Squamish and Pemberton back 2010 Olympic bid 

The Vancouver-Whistler bid for the 2010 Winter Olympic Games and Paralympic Games is meeting with broadbase community support along the Sea to Sky corridor, according to the bid organisers.

The Vancouver-Whistler 2010 Bid Corporation has been meeting with businesses and political representatives in the area over the past six weeks including the Whistler, Pemberton and Squamish councils and chambers of commerce, the Mount Currie band and the Squamish-Lillooet Regional District.

Bid corporation CEO, Don Calder, said many residents see the Olympics as a catalyst for achieving other objectives.

"People are interested in understanding what opportunities might arise and whether services, such as an improved rail link between Vancouver and Whistler, will be brought in because of the Olympic split venue proposal."

Calder said the International Olympic Committee sees community support as key component to any bid, especially in the early stages of the bidding process.

"The first stage of our international bid, at the end of next year, must score high on technical capability," said Calder. "That means a sound transport, accommodation and sport venue structure as well as widespread community support.

"The province, Canada and local communities will be needing to show financial support, volunteer support — it’s a huge co-operative effort."

Pemberton mayor Elinor Warner said the Olympics will probably jump-start scheduled flights into Pemberton, in addition to the current private and emergency users.

She said the Winter Games would boost the overall economy.

"I am sure many visitors who go to Whistler for the Games would continue down the road to Pemberton. Also many locals here work in Whistler so extra money would flow back to the town that way."

The Squamish Chamber of Commerce said local businesses strongly support the Olympic bid, but are taking a wait-and-see approach before gearing up for the games.

Chamber manager, Karen Hodson, said if the bid goes through, Squamish could benefit hugely from increased consumer traffic and investment. The community’s main concern is how transportation would be organised, she said.

"Squamish could potentially miss out on a lot of the traffic if commuter links between Whistler and Vancouver didn’t stop here or if the road (Highway 99) was re-routed, as has been suggested."

Likewise, District of Squamish councillor Paul Lalli, said Squamish sees itself as an integral part of the Olympic bid process and is determined to be included in both planning and transport links.

The direction the Ministry of Transportation and Highways will likely be taking with the Sea to Sky route will be apparent later this month, with the release of its draft Multi-Modal Corridor Transportation Study.

The study looks at possible road, rail, bus and marine infrastructure improvements that would support the 2010 Winter Olympic bid and other event traffic to Whistler over the next 25 years.

The draft document has already been shown to local councils. Ministry of Highways spokesperson, Dan Mayberry, said public feedback is now needed.

"From October 30 we will be having a series of open houses in Whistler, Pemberton, Squamish and Lions Bay to get feedback on the study," said Mayberry.

The document is due for completion by spring 2001 — almost a year later than originally planned.

Despite growing signs of "Olympic fever" along the corridor, there appears to be little going on in terms of preparation plans among local businesses.

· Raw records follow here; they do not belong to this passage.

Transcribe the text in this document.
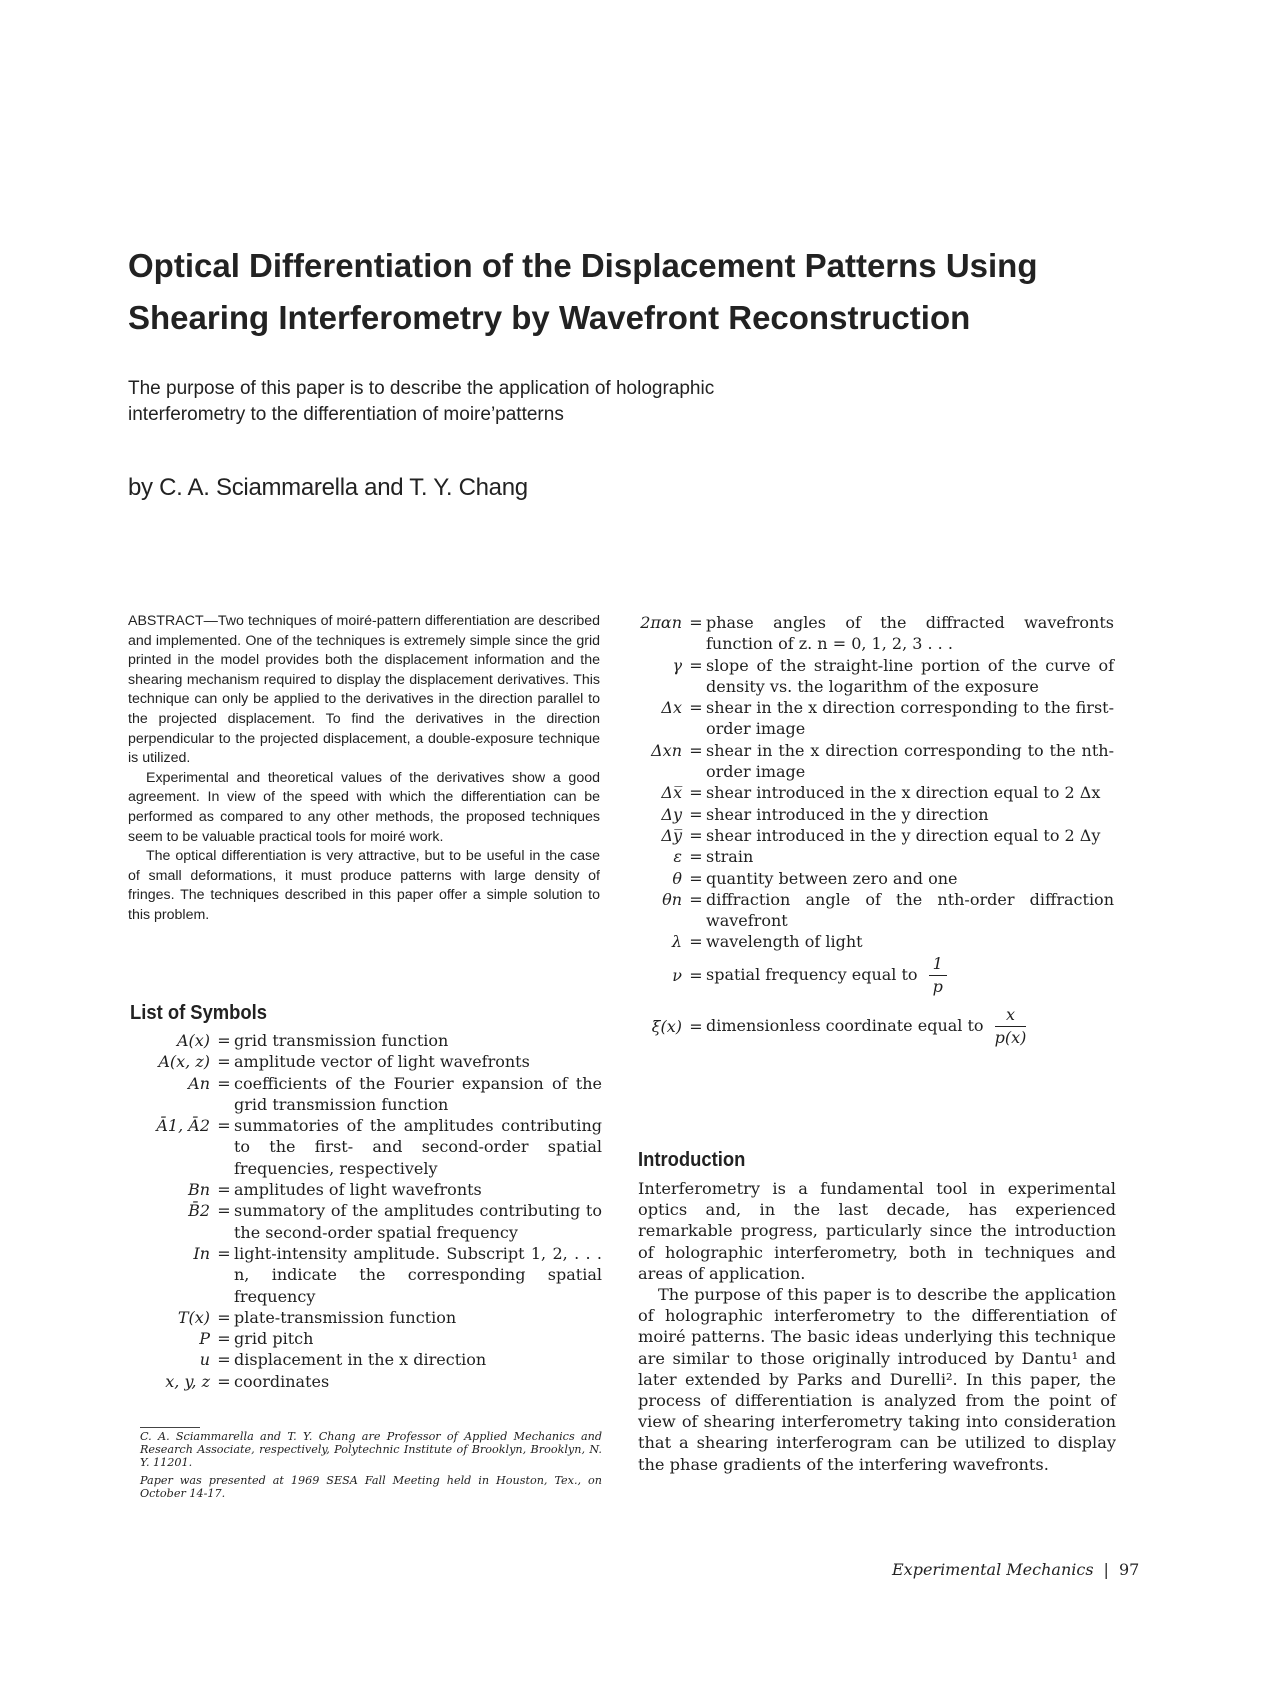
Optical Differentiation of the Displacement Patterns Using Shearing Interferometry by Wavefront Reconstruction
The purpose of this paper is to describe the application of holographic interferometry to the differentiation of moire’patterns
by C. A. Sciammarella and T. Y. Chang

ABSTRACT—Two techniques of moiré-pattern differentiation are described and implemented. One of the techniques is extremely simple since the grid printed in the model provides both the displacement information and the shearing mechanism required to display the displacement derivatives. This technique can only be applied to the derivatives in the direction parallel to the projected displacement. To find the derivatives in the direction perpendicular to the projected displacement, a double-exposure technique is utilized.

Experimental and theoretical values of the derivatives show a good agreement. In view of the speed with which the differentiation can be performed as compared to any other methods, the proposed techniques seem to be valuable practical tools for moiré work.

The optical differentiation is very attractive, but to be useful in the case of small deformations, it must produce patterns with large density of fringes. The techniques described in this paper offer a simple solution to this problem.

List of Symbols
A(x)	=	grid transmission function
A(x, z)	=	amplitude vector of light wavefronts
An	=	coefficients of the Fourier expansion of the grid transmission function
Ā1, Ā2	=	summatories of the amplitudes contributing to the first- and second-order spatial frequencies, respectively
Bn	=	amplitudes of light wavefronts
B̄2	=	summatory of the amplitudes contributing to the second-order spatial frequency
In	=	light-intensity amplitude. Subscript 1, 2, . . . n, indicate the corresponding spatial frequency
T(x)	=	plate-transmission function
P	=	grid pitch
u	=	displacement in the x direction
x, y, z	=	coordinates
2παn	=	phase angles of the diffracted wavefronts function of z. n = 0, 1, 2, 3 . . .
γ	=	slope of the straight-line portion of the curve of density vs. the logarithm of the exposure
Δx	=	shear in the x direction corresponding to the first-order image
Δxn	=	shear in the x direction corresponding to the nth-order image
Δx̅	=	shear introduced in the x direction equal to 2 Δx
Δy	=	shear introduced in the y direction
Δy̅	=	shear introduced in the y direction equal to 2 Δy
ε	=	strain
θ	=	quantity between zero and one
θn	=	diffraction angle of the nth-order diffraction wavefront
λ	=	wavelength of light
ν	=	spatial frequency equal to $\frac{1}{p}$

ξ(x)	=	dimensionless coordinate equal to $\frac{x}{p(x)}$

C. A. Sciammarella and T. Y. Chang are Professor of Applied Mechanics and Research Associate, respectively, Polytechnic Institute of Brooklyn, Brooklyn, N. Y. 11201.

Paper was presented at 1969 SESA Fall Meeting held in Houston, Tex., on October 14-17.

Introduction

Interferometry is a fundamental tool in experimental optics and, in the last decade, has experienced remarkable progress, particularly since the introduction of holographic interferometry, both in techniques and areas of application.

The purpose of this paper is to describe the application of holographic interferometry to the differentiation of moiré patterns. The basic ideas underlying this technique are similar to those originally introduced by Dantu¹ and later extended by Parks and Durelli². In this paper, the process of differentiation is analyzed from the point of view of shearing interferometry taking into consideration that a shearing interferogram can be utilized to display the phase gradients of the interfering wavefronts.

Experimental Mechanics | 97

Hodson said many people believe a successful Toronto bid for the 2008 Summer Olympics would sound the death knell for a B.C. Olympics, since the IOC would not support successive games in one country.

"Until we know the outcome of the Toronto bid next July people aren’t making plans, since that will probably throw a domino one way or another," she said.

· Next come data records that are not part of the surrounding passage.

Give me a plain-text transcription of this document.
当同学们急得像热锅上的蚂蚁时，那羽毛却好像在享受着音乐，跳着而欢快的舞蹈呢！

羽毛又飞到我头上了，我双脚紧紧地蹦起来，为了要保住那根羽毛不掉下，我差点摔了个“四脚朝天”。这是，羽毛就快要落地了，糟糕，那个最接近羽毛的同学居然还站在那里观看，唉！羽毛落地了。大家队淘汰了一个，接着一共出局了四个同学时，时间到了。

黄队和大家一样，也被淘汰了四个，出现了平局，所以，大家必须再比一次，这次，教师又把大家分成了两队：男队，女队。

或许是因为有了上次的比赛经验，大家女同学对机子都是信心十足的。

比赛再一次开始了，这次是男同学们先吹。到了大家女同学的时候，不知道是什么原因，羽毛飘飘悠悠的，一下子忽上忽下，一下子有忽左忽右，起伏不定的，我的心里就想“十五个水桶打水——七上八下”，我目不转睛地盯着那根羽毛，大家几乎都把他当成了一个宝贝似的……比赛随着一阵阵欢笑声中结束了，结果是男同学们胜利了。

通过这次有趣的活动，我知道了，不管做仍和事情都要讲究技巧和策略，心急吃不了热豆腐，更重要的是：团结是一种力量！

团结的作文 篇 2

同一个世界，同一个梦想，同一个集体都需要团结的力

Calder admits it would be unusual for one country to be awarded both the summer and winter games two years apart. But, he said it is possible.

"In the 1930’s Lake Placid, New York and Los Angeles hosted the winter and summer Olympics in the same year."

He said a Toronto victory does not mean Whistler and Vancouver would abandon its efforts. Bids, he noted, are surer the second time around. "Beijing lost the Millennium Games to Sydney by two votes and is now a very strong contender for the 2008 games, having made major improvements to its infrastructure problems," said Calder. "If we do not get 2010, we will try again for 2014 or 2018 with an even stronger proposal."

The bid corporation says more than half of the $20 million needed for the initial technical part of the international bid has already been committed. Working groups have already been set up to oversee sections of the bid including accommodation needs, venues and cultural programs.

TransLink CEO Ken Dobell will be chairing the potentially controversial transportation committee.

Member partners of the 2010 Bid Corporation are the Province of British Columbia, the City of Vancouver, the Resort Municipality of Whistler and the Canadian Olympic Association.